08-26-2021, 08:22 AM
(08-25-2021, 10:19 PM)tomh009 Wrote:(08-25-2021, 06:29 PM)plam Wrote: Yes, implementation details matter too, but the principle of taxing things that we don't want is actually a good one.
Agreed. Some things are easy: vacant land in a PARTS zone (near a station) clearly shouldn't be discounted. An empty building that cannot be rented? Should be the same as one that is rented.
Other cases can admittedly be more complicated.
Those are great examples where the complicated tax policy pushes in the wrong direction, so things can be improved by simplifying the tax code to stop pushing. This is easy to justify and requires much less care than making the tax code more complicated in order to push for some outcome.
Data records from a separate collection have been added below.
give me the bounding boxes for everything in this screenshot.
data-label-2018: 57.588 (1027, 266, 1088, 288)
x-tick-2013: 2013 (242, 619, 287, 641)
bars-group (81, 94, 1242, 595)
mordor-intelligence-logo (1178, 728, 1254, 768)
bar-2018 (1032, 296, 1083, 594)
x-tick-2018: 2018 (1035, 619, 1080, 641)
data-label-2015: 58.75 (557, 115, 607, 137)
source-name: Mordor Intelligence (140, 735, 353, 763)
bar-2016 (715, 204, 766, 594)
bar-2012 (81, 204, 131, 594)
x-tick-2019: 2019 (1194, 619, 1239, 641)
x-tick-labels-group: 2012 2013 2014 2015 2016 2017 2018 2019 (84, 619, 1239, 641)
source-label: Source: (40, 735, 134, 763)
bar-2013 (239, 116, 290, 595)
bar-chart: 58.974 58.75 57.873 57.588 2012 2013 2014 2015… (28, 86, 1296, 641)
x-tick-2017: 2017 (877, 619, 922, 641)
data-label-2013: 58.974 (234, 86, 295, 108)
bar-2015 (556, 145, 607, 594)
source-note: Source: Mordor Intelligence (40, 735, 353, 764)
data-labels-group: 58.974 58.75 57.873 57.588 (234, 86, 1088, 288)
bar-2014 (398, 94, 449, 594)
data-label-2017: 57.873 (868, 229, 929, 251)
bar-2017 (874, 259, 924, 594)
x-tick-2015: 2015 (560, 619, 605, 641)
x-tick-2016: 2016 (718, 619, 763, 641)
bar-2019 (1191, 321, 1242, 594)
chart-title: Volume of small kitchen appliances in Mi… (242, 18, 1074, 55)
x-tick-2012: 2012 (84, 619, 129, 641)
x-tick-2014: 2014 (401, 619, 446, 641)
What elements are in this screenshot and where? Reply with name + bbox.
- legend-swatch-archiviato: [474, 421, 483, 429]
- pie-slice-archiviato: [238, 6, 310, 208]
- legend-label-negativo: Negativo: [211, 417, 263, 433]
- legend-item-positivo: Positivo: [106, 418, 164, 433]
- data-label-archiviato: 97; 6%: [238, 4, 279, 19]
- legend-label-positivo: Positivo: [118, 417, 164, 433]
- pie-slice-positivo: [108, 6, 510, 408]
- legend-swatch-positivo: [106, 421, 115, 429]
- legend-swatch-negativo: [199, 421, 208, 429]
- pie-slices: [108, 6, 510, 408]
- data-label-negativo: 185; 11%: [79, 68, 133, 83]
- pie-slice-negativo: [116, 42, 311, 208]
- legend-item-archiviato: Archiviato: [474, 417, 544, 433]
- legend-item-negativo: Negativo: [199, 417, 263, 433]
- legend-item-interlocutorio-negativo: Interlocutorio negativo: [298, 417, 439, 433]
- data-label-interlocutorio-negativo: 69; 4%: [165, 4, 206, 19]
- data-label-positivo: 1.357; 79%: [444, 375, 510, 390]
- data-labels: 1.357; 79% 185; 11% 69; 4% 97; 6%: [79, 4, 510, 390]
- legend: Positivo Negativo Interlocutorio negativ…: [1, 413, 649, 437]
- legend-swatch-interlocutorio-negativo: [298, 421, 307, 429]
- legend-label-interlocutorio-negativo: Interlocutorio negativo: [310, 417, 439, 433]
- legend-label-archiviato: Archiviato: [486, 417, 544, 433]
On a similar note, I’ve heard that tons of buildings in New York (and probably other cities as well) have empty storefronts because the value of the building (relevant for mortgage-backed securities) depends on the rent; but for some reason it doesn’t depend on the rent collected but on the stated rent. If they say the space is “for rent” for $100,000 per month, then the value of the property is some multiple of $100,000; but if they actually rent it for $90,000 per month, the value drops by the corresponding 10%.
This is of course absurd, and calls into question the intelligence of the bankers; except that I’m sure their bonuses are being paid, so their intelligence is fine; but the regulators really ought to do something about it, like require them to use the rent they can actually realize as the basis for valuation.